The risk of first hospital admission across different levels of HbA1c (reference: 6.5%–7.5% (48.0–57.9 mmol/mol)).
In both age groups, the risk of first hospital admission did not differ significantly across HbA1c categories. While there were numerical differences in HRs, these did not reach statistical significance. For example, in individuals aged <60 years, the HbA1c 7.5%–8.6% (58–70 mmol/mol) group showed a slightly lower risk, whereas the <6.5% group had a modestly higher risk, though neither was statistically significant. Similarly, among those aged ⩾60 years, the risk was broadly similar across all HbA1c categories, including the ⩾9.6% (⩾81 mmol/mol) group (HR: 1.05, 95% CI: 0.97–1.13). These patterns are illustrated in Supplemental Figure 4(a).
People with no previous CVD had a lower risk of first hospital admission compared to those with a history of CVD. Among individuals without CVD, the reference group (HbA1c 6.5%–7.5% (48.0–57.9 mmol/mol)) had the lowest risk. The highest risk was observed in the <6.5% (48.0 mmol/mol) group, with a HR of 1.04 (95% CI: 1.00–1.08). For individuals with CVD, the reference group (HbA1c 6.5%–7.5% (48.0–57.9 mmol/mol)) also had the lowest risk. The highest risk was observed in the 8%–9.6% (70.0–80.9 mmol/mol) group, with an HR of 1.06 (95% CI: 0.95–1.18). These patterns are demonstrated in Supplemental Figure 4(b).

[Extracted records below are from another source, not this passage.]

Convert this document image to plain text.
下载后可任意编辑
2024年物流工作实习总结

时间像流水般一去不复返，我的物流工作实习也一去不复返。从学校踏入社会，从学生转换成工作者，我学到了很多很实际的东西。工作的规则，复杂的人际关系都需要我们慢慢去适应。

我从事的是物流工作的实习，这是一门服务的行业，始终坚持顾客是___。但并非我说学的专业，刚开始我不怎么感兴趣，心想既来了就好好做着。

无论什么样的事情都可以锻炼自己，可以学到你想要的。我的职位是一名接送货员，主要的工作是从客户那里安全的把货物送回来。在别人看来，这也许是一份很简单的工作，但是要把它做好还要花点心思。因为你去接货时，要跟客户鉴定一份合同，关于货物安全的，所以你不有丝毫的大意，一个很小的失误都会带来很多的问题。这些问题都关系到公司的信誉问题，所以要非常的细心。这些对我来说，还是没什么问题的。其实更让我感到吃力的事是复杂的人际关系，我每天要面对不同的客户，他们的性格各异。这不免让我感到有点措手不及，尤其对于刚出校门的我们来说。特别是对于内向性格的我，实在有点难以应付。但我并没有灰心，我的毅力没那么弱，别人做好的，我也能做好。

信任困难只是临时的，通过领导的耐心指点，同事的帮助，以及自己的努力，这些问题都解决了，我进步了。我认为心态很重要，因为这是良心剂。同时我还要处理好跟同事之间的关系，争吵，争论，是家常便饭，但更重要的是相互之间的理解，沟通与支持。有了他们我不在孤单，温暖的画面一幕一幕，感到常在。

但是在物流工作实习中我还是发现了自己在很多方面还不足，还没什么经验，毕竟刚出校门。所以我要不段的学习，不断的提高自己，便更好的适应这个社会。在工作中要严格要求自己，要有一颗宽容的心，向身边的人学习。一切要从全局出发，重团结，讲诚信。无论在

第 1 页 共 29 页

Both insulin and SU use were generally associated with higher risks of first hospital admission across HbA1c categories when compared to the reference group (<6.5% (<48 mmol/mol)). However, these differences were not statistically significant. Among insulin users, the HRs were modestly elevated across all HbA1c groups, with the highest estimate in the 7.6%–8.5% (58–70 mmol/mol) group (HR: 1.10, 95% CI: 0.88–1.39). Similarly, among sulphonylurea users, the HRs were slightly increased but non-significant, including in the 8.5%–9.5% (70–80.9 mmol/mol) group (HR: 1.06, 95% CI: 0.98–1.14). These findings are presented in Supplemental Figure 4(c) and (d).
Discussion
We found that HbA1c levels below 6.5% (48 mmol/mol) were non-significantly associated with decreased risks of microvascular complications, whereas the risk increased as HbA1c levels rose. Additionally, HbA1c levels between 6.5% and 7.5% (48 and 57.9 mmol/mol) were associated with the lowest risk of hospitalisation, indicating a U-shaped association. Higher HbA1c levels were associated with increased hospitalisation risk across subgroups of older patients, those with CVD and those using insulin. Similarly, the risk of microvascular complications increased with higher HbA1c levels in all patients, with a stronger association in older individuals and with hypertension.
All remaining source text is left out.